Barbaro contended that his firm was getting the short end of the stick for important work that “paved the way” for the settlements. He also asserted that lawyers who have worked in the past with Cotchett and the San Diego law firm of Milberg, Weiss, Bershad, Specthrie & Lerach would be paid more for their efforts than several local firms that started the cases and worked directly with many of the 23,000 investors.

Ronald Rus, whose law firm has played a pivotal role throughout the three years of litigation, also is upset with the amount his firm received. Alvarado Rus would receive the third biggest chunk--$3.8 million--but it works out to $168 an hour for 22,751 hours of attorney time.

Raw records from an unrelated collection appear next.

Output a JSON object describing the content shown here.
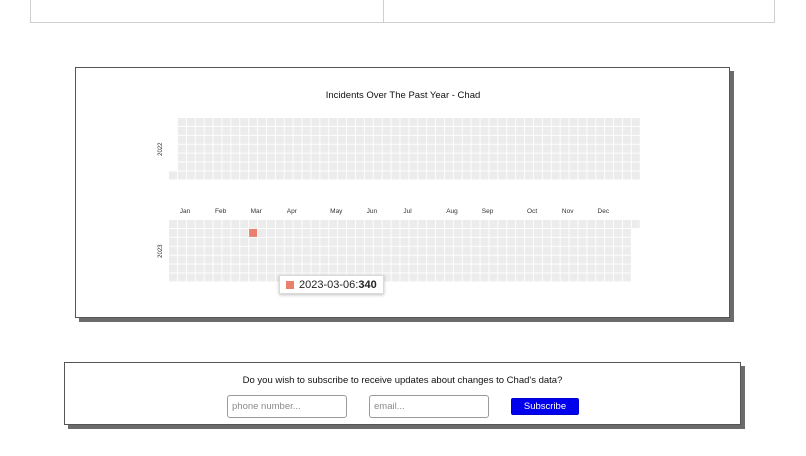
{
  "chart": {
    "title": "Incidents Over The Past Year - Chad",
    "years": [
      "2022",
      "2023"
    ],
    "months": [
      "Jan",
      "Feb",
      "Mar",
      "Apr",
      "May",
      "Jun",
      "Jul",
      "Aug",
      "Sep",
      "Oct",
      "Nov",
      "Dec"
    ],
    "empty_color": "#ececec",
    "highlight_color": "#e8806b"
  },
  "chart_data": {
    "type": "heatmap",
    "title": "Incidents Over The Past Year - Chad",
    "years": [
      "2022",
      "2023"
    ],
    "x_tick_labels": [
      "Jan",
      "Feb",
      "Mar",
      "Apr",
      "May",
      "Jun",
      "Jul",
      "Aug",
      "Sep",
      "Oct",
      "Nov",
      "Dec"
    ],
    "points": [
      {
        "date": "2023-03-06",
        "value": 340
      }
    ]
  },
  "tooltip": {
    "date_label": "2023-03-06: ",
    "value": "340"
  },
  "subscribe": {
    "question": "Do you wish to subscribe to receive updates about changes to Chad's data?",
    "phone_placeholder": "phone number...",
    "email_placeholder": "email...",
    "button_label": "Subscribe",
    "button_color": "#0000ee"
  }
}
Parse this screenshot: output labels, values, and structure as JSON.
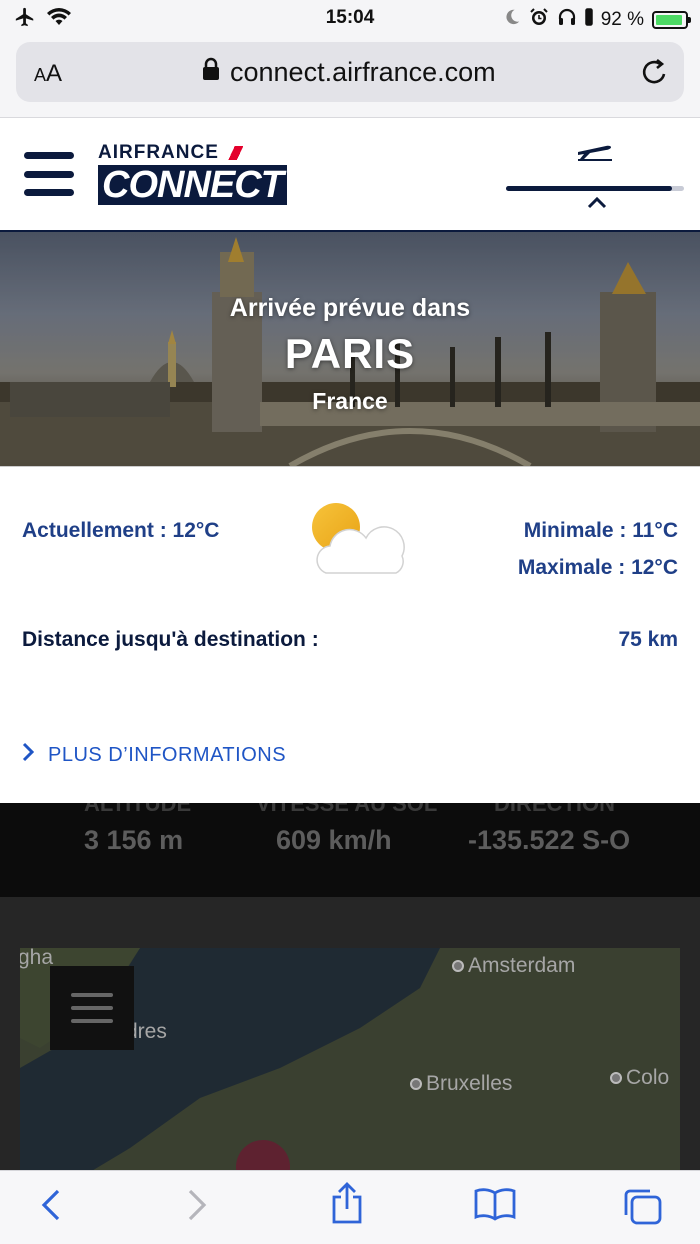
{
  "status_bar": {
    "time": "15:04",
    "battery_percent": "92 %",
    "battery_level": 0.92,
    "icons": [
      "airplane-mode-icon",
      "wifi-icon",
      "moon-icon",
      "alarm-icon",
      "headphones-icon",
      "battery-icon"
    ]
  },
  "browser": {
    "text_size_label": "AA",
    "url": "connect.airfrance.com"
  },
  "header": {
    "brand_top": "AIRFRANCE",
    "brand_bottom": "CONNECT",
    "flight_progress": 0.93
  },
  "hero": {
    "arrival_text": "Arrivée prévue dans",
    "city": "PARIS",
    "country": "France"
  },
  "weather": {
    "current": "Actuellement : 12°C",
    "min": "Minimale : 11°C",
    "max": "Maximale : 12°C",
    "icon": "partly-cloudy-icon"
  },
  "distance": {
    "label": "Distance jusqu'à destination :",
    "value": "75 km"
  },
  "more_info": {
    "label": "PLUS D’INFORMATIONS"
  },
  "flight_stats": {
    "labels": [
      "ALTITUDE",
      "VITESSE AU SOL",
      "DIRECTION"
    ],
    "altitude": "3 156 m",
    "speed": "609 km/h",
    "direction": "-135.522 S-O"
  },
  "map": {
    "cities": {
      "amsterdam": "Amsterdam",
      "londres": "dres",
      "bruxelles": "Bruxelles",
      "cologne": "Colo",
      "partial": "gha"
    }
  },
  "colors": {
    "navy": "#0b1a3d",
    "accent_blue": "#1f3f87",
    "link_blue": "#1f55c5",
    "af_red": "#e4002b"
  }
}
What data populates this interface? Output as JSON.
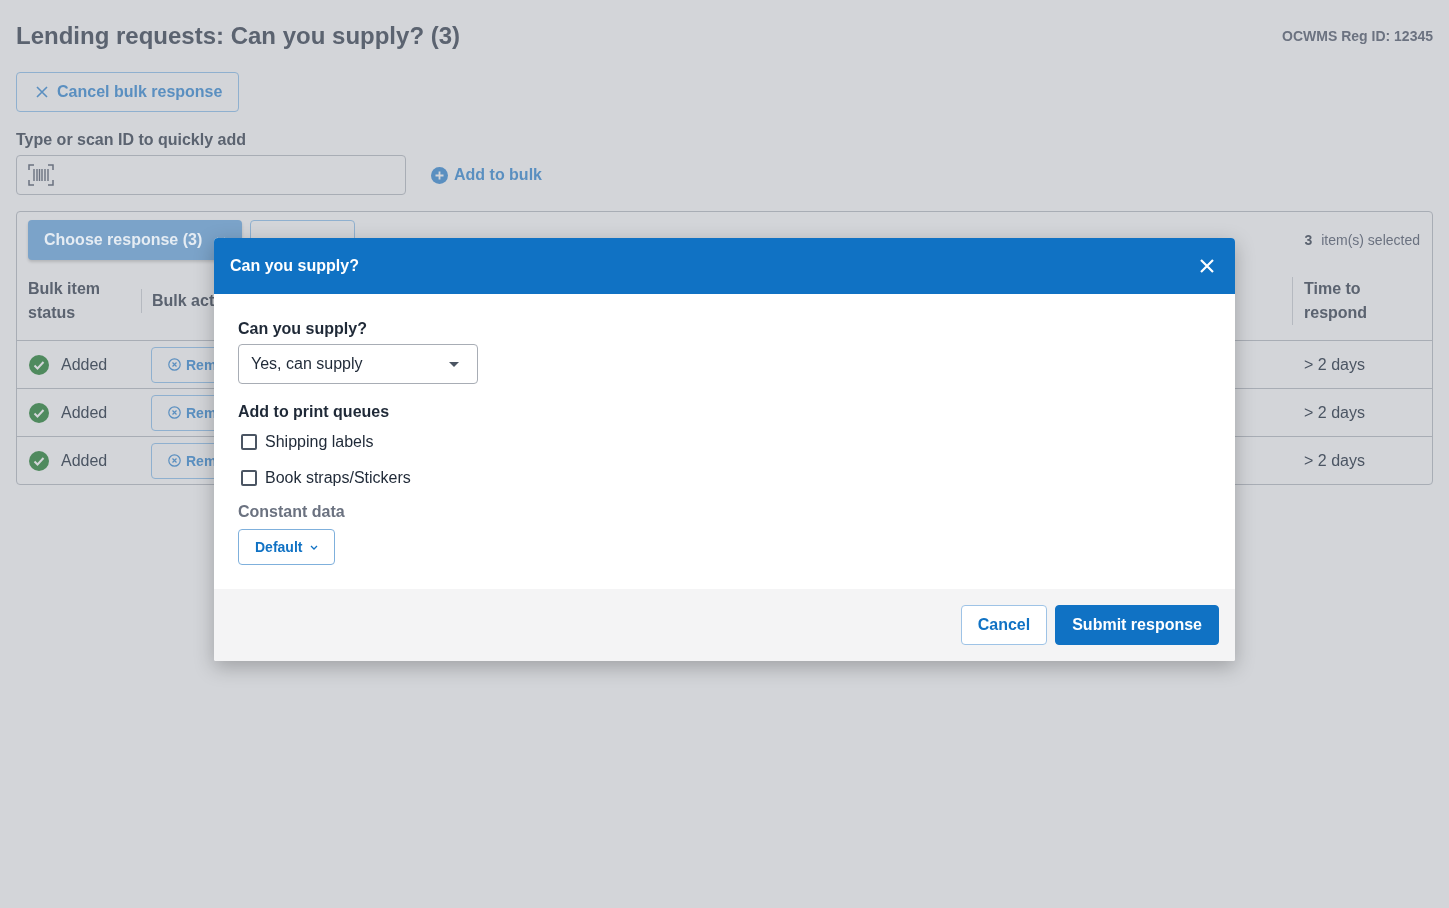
{
  "page": {
    "title": "Lending requests: Can you supply? (3)",
    "reg_id": "OCWMS Reg ID: 12345"
  },
  "cancel_bulk_button": "Cancel bulk response",
  "quick_add": {
    "label": "Type or scan ID to quickly add",
    "add_button": "Add to bulk"
  },
  "toolbar": {
    "choose_button": "Choose response (3)",
    "selected_count": "3",
    "selected_label": "item(s) selected"
  },
  "table": {
    "columns": [
      "Bulk item status",
      "Bulk act",
      "Time to respond"
    ],
    "rows": [
      {
        "status": "Added",
        "action": "Rem",
        "time": "> 2 days"
      },
      {
        "status": "Added",
        "action": "Rem",
        "time": "> 2 days"
      },
      {
        "status": "Added",
        "action": "Rem",
        "time": "> 2 days"
      }
    ]
  },
  "dialog": {
    "title": "Can you supply?",
    "supply_label": "Can you supply?",
    "supply_value": "Yes, can supply",
    "print_label": "Add to print queues",
    "print_queues": [
      {
        "label": "Shipping labels",
        "checked": false
      },
      {
        "label": "Book straps/Stickers",
        "checked": false
      }
    ],
    "constant_label": "Constant data",
    "constant_value": "Default",
    "buttons": [
      {
        "label": "Cancel",
        "kind": "secondary"
      },
      {
        "label": "Submit response",
        "kind": "primary"
      }
    ]
  }
}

Rus was co-lead counsel with Cotchett in seven class actions filed in state court. Cotchett and Leonard B. Simon of the Milberg Weiss firm were co-lead counsel in eight federal court class actions. All 15 were consolidated for trial before U.S. District Judge Richard M. Bilby in Tucson.

Like Cotchett’s firm, Milberg Weiss is slated to receive $9.85 million in fees.

The initial payout to investors and their lawyers comes from $251 million in settlements reached with most defendants sued in the wake of the April, 1989, collapse of Keating’s empire.